This week commences my first attempt at Wine Blogging Wednesday (WBW). For those who are not familiar with the concept, Lenn Thompson from Lenndevours proposed the idea of a monthly virtual wine tasting event back in 2004.
|Different bloggers send in ideas for themes or topics and then become the hosts from month to month. Participating bloggers buy wines that are consistent with the theme and blog their tasting notes on or before the Wednesday of the event. This week’s WBW host Sonadora, who runs the blog Wannabewino, asked us all to seek out any version of Petite Sirah we could find, even if by its other name: Durif.|
I was excited about this particular theme since this varietal is one of my favorites; hence, I wanted to join in on the WBW fun.
My immediate reaction was to hunt down a Vincent Arroyo Petite Sirah. It’s been a few years since I tasted one of his magnificent masterpieces so I was on a mission to locate a bottle for this tasting. To my dismay, I failed to locate the wine and unfortunately did not have enough time to have a bottle shipped directly from the winery :( so on to plan B.
|I selected the 2005 “39 degrees” Lake County Petite Sirah from a new wine venture headed up by veteran Roy Cecchetti, who co-founded Cecchetti Sebastiani Cellars with his brother-in-law, Don Sebastiani. Roy’s new venture, appropriately named the Cecchetti Wine Company, is committed to offer consumers quality wines at affordable prices.|
I was excited about this purchase for two reasons: The association of this wine with Lake County and the indirect connection between 39 degrees and Sebastiani.
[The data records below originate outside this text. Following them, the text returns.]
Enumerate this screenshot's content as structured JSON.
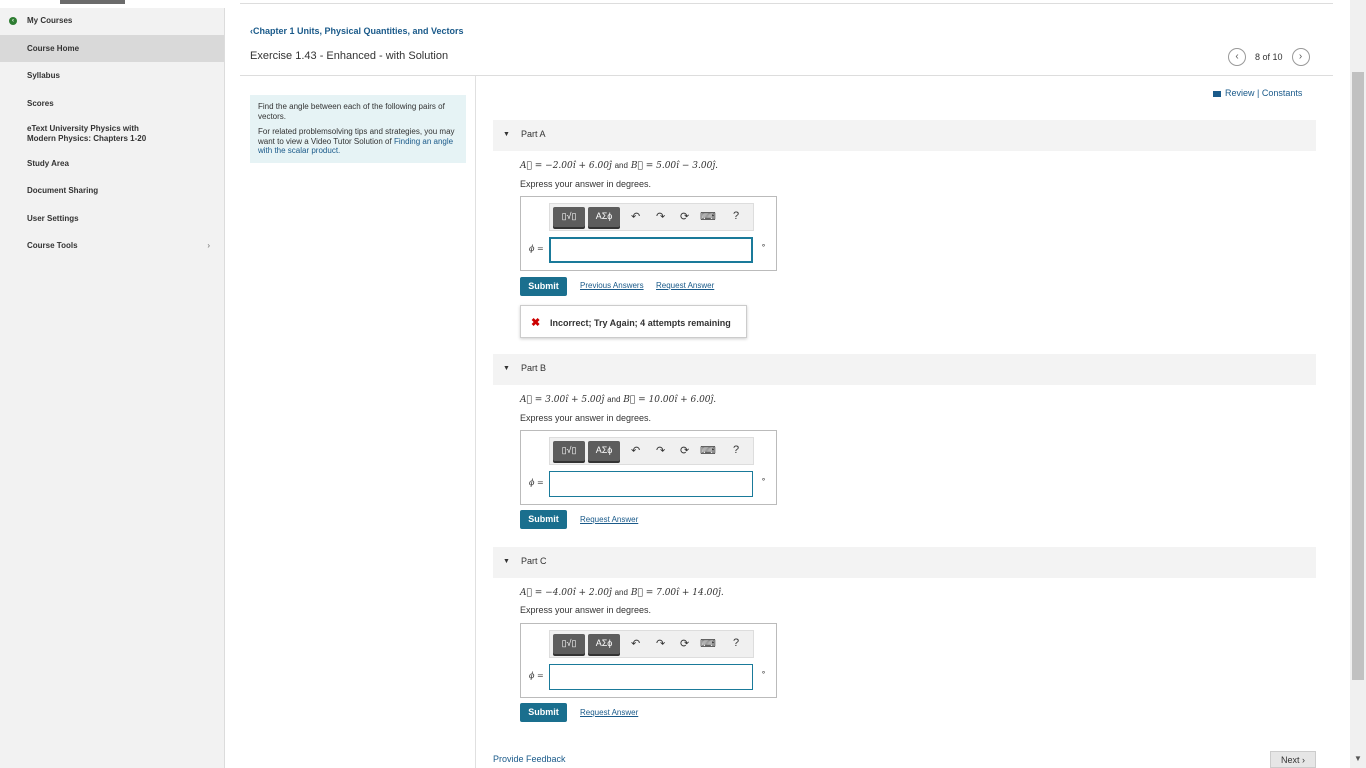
{
  "sidebar": {
    "my_courses": "My Courses",
    "items": [
      {
        "label": "Course Home"
      },
      {
        "label": "Syllabus"
      },
      {
        "label": "Scores"
      },
      {
        "label": "eText University Physics with Modern Physics: Chapters 1-20"
      },
      {
        "label": "Study Area"
      },
      {
        "label": "Document Sharing"
      },
      {
        "label": "User Settings"
      },
      {
        "label": "Course Tools"
      }
    ]
  },
  "header": {
    "chapter_link": "Chapter 1 Units, Physical Quantities, and Vectors",
    "exercise_title": "Exercise 1.43 - Enhanced - with Solution",
    "pager_count": "8 of 10",
    "review_label": "Review",
    "constants_label": "Constants",
    "separator": "|"
  },
  "intro": {
    "line1": "Find the angle between each of the following pairs of vectors.",
    "line2": "For related problemsolving tips and strategies, you may want to view a Video Tutor Solution of",
    "link": "Finding an angle with the scalar product."
  },
  "parts": [
    {
      "label": "Part A",
      "eq_a": "A⃗ = −2.00î + 6.00ĵ",
      "and": "and",
      "eq_b": "B⃗ = 5.00î − 3.00ĵ.",
      "instruction": "Express your answer in degrees.",
      "phi_label": "ϕ =",
      "answer_value": "",
      "degree": "∘",
      "submit": "Submit",
      "prev_answers": "Previous Answers",
      "request_answer": "Request Answer",
      "feedback": "Incorrect; Try Again; 4 attempts remaining"
    },
    {
      "label": "Part B",
      "eq_a": "A⃗ = 3.00î + 5.00ĵ",
      "and": "and",
      "eq_b": "B⃗ = 10.00î + 6.00ĵ.",
      "instruction": "Express your answer in degrees.",
      "phi_label": "ϕ =",
      "answer_value": "",
      "degree": "∘",
      "submit": "Submit",
      "request_answer": "Request Answer"
    },
    {
      "label": "Part C",
      "eq_a": "A⃗ = −4.00î + 2.00ĵ",
      "and": "and",
      "eq_b": "B⃗ = 7.00î + 14.00ĵ.",
      "instruction": "Express your answer in degrees.",
      "phi_label": "ϕ =",
      "answer_value": "",
      "degree": "∘",
      "submit": "Submit",
      "request_answer": "Request Answer"
    }
  ],
  "toolbar": {
    "template_btn": "▯√▯",
    "symbols_btn": "ΑΣϕ",
    "undo": "↶",
    "redo": "↷",
    "reset": "⟳",
    "keyboard": "⌨",
    "help": "?"
  },
  "footer": {
    "provide_feedback": "Provide Feedback",
    "next": "Next ›"
  }
}
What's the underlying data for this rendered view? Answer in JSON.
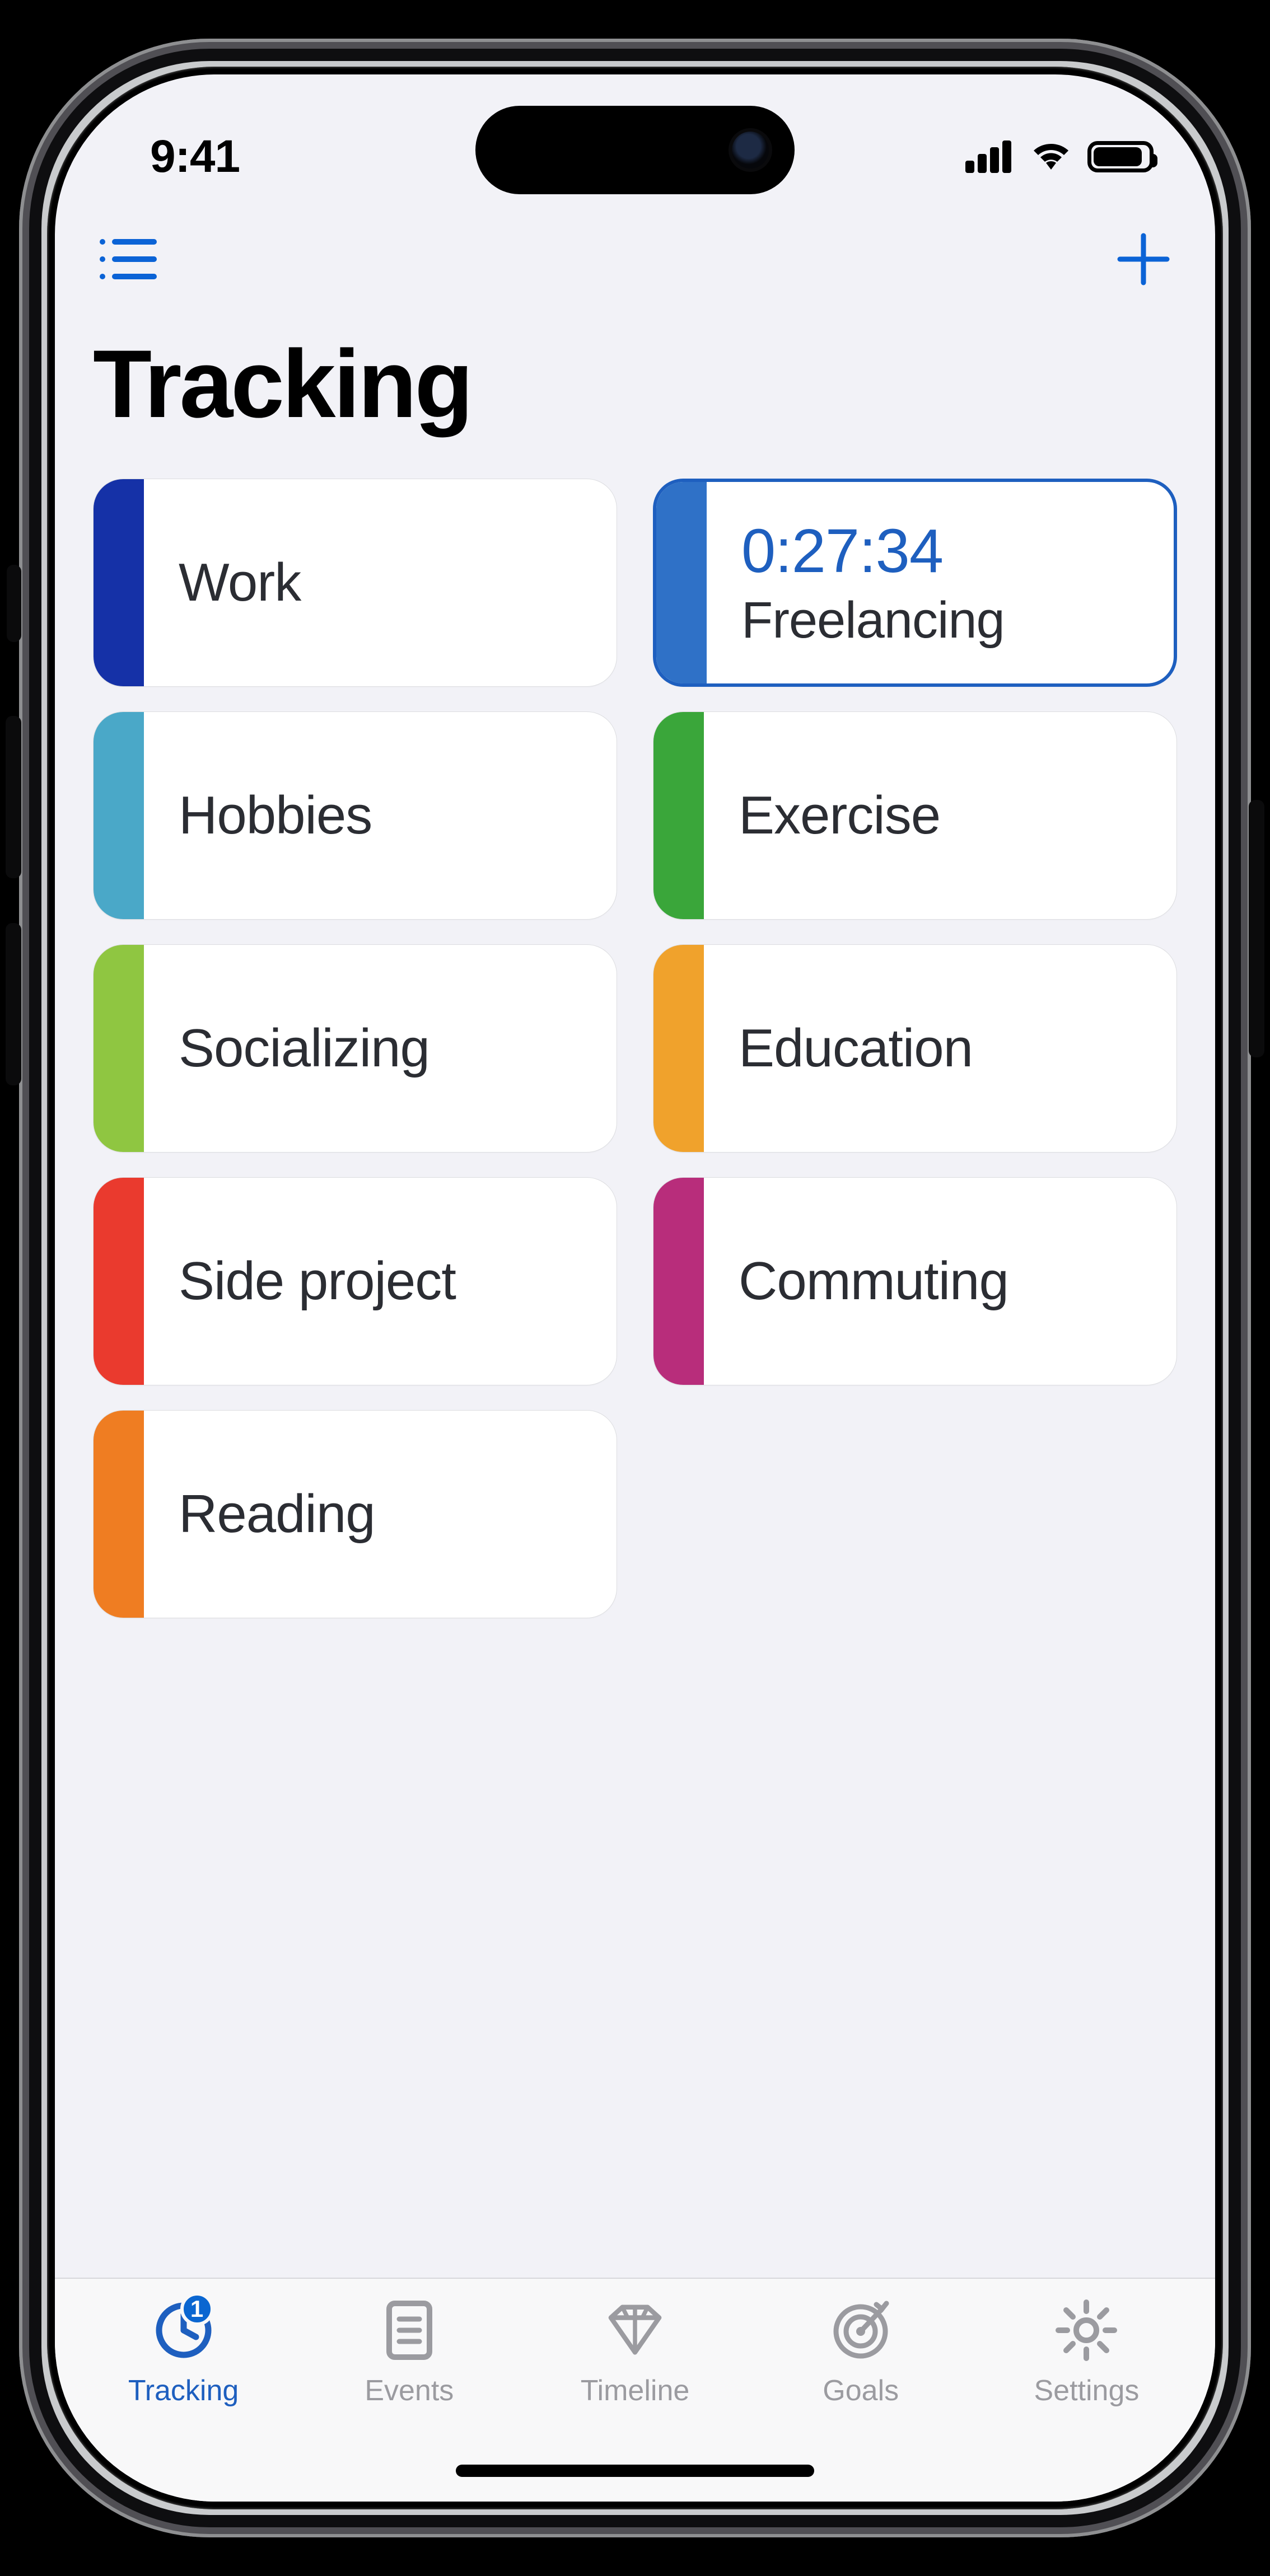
{
  "status": {
    "time": "9:41"
  },
  "page": {
    "title": "Tracking"
  },
  "active_card": {
    "timer": "0:27:34",
    "label": "Freelancing",
    "stripe_color": "#2f71c7"
  },
  "cards": [
    {
      "label": "Work",
      "stripe_color": "#1531a7"
    },
    {
      "label": "Hobbies",
      "stripe_color": "#4aa8c8"
    },
    {
      "label": "Exercise",
      "stripe_color": "#3aa63a"
    },
    {
      "label": "Socializing",
      "stripe_color": "#8fc641"
    },
    {
      "label": "Education",
      "stripe_color": "#f0a22c"
    },
    {
      "label": "Side project",
      "stripe_color": "#ea3a2e"
    },
    {
      "label": "Commuting",
      "stripe_color": "#b82d7b"
    },
    {
      "label": "Reading",
      "stripe_color": "#ef7d22"
    }
  ],
  "tabs": {
    "tracking": {
      "label": "Tracking",
      "badge": "1"
    },
    "events": {
      "label": "Events"
    },
    "timeline": {
      "label": "Timeline"
    },
    "goals": {
      "label": "Goals"
    },
    "settings": {
      "label": "Settings"
    }
  }
}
Lake County typically produces good quality distinctive reds yet many wines from this region are undervalued and unappreciated. It will be interesting to see if 39 degrees can compete with other great Lake County Petite Sirah’s produced by vintners like Shannon Ridge, Steele Wines and Langtry Estate (Guenoc).
As for the indirect connection with Sebastiani, one might suspect critical acclaim received from previous endeavors to yield similar results in new ventures. I’ve been a fan of Sebastiani wines for a number of years, particularly their line of cherryblock wines produced in the late 80’s and early 90’s.
So how did 39 Degrees fair? Well, I was impressed on its initial pour; it’s a wine with a very dark inky color with a new world nose of cherry and plum. The soft entry imparts flavors of burnt cherry, blackberry and plum. Overall, it’s pretty simplistic in style, medium-bodied; unattractive hollow mid-palate with a tannic, hot finish; in general, it’s a good effort, however it’s a bit green and lackluster; giving them the benefit of the doubt I would generously rate this wine an 85 on a 100-point scale.